The original order prohibiting Burlington from selling fake Fendi's was signed in 1987. (Fun fact: Business Insider reports that Justice Sonja Sotomayor was a part of the team that put the injunction in place.) A renewal of hostilities occurred in 2004, with a second infringement suit. In 2007, a judge found Burlington in contempt of the original '87 injunction. Finally, last may, New York Judge Michael Dolinger recommended damages be set at more than $3 million, $2.5 million in lost profits and about $500,000 in legal fees. Yesterday, Judge Julian Sand awarded treble damages (three times the proven damages, allowed under trademark law for willful violations) to Fendi, finding that Burlington had knowingly violated the original injunction.

This case is a slightly different version of the many current trademark infringement cases in the news of late.

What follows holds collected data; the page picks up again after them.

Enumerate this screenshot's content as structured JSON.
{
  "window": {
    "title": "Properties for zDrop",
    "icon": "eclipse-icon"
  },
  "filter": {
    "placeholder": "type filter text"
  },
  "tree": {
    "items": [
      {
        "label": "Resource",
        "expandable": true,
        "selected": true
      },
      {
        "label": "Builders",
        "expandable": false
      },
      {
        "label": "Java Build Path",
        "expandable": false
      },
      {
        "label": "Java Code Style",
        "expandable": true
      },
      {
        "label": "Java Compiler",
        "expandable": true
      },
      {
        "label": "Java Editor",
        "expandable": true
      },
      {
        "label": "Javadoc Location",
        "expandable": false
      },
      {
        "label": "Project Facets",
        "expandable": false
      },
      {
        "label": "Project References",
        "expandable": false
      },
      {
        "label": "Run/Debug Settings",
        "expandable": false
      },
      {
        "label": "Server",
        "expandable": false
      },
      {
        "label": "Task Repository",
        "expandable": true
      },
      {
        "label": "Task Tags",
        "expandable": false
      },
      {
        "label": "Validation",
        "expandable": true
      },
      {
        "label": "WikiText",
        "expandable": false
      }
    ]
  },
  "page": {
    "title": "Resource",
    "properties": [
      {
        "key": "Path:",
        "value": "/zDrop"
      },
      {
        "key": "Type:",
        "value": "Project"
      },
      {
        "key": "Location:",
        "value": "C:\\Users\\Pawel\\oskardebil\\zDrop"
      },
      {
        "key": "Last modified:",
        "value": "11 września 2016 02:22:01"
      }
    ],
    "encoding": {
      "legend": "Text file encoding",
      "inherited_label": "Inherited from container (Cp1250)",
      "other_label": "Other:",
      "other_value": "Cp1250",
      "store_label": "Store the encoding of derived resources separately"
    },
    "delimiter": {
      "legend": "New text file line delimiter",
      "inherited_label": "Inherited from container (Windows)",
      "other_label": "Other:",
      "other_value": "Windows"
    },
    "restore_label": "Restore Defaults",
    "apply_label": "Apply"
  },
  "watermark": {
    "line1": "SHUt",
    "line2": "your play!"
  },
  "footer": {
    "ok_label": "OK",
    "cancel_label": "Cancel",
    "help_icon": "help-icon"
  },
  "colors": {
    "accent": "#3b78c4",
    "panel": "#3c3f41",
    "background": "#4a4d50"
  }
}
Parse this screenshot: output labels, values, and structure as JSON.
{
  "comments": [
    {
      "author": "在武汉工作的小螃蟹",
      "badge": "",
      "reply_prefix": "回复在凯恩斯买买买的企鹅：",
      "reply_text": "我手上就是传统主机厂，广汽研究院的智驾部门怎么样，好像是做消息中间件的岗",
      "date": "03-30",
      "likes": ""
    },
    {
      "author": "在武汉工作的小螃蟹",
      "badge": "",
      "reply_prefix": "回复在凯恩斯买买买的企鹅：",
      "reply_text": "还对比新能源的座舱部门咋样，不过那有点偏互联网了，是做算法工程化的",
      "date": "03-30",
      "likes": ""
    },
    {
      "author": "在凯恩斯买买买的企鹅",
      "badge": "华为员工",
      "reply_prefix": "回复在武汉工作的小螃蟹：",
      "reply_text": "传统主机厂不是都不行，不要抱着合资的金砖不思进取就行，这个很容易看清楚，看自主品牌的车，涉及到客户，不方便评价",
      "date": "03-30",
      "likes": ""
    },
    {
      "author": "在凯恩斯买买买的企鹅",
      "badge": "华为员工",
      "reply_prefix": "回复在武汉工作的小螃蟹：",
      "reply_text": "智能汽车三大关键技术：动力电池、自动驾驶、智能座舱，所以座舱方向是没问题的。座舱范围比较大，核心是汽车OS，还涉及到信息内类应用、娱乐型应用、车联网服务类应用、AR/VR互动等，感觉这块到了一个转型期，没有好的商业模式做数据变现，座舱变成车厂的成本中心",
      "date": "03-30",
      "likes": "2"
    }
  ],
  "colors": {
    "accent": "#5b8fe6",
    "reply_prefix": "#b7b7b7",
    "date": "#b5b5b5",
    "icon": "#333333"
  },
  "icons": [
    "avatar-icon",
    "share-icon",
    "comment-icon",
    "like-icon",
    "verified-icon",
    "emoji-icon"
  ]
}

Unlike the Balenciaga v. Steve Madden case discussed in a post on FindLaw's Law and Daily Life Blog, the ongoing North Face v. South Butt suit followed on FindLaw's Legally Weird Blog, or even the recent Marc Jacobs suit against designer Christian Audigier (of Ed Hardy fame) cited by Stylist, the Fendi suit is a counterfeit goods case.

Burlington has been found liable for selling goods purporting to be made by Fendi that of course, were not. Sidebar: why would any fashionista with her skinny jeans on straight would truly think she could scoop up a Fendi bag at a coat outlet? The other cases discussed are a matter of similar design, sometimes intentional, sometimes not. In those types of cases, the confusion of the consumer over who designed and produced the goods can be an uncertain area that the parties and the law must explore, and the trademark protection for such design overlap is unclear.

This is why the Council of Fashion Designers of America (CFDA) has been pushing Congress for more intellectual property protection for fashion design for years now. The European Union has set some additional protections available to its €22 billion business of fashion design. When will the U.S. follow (custom made) suit?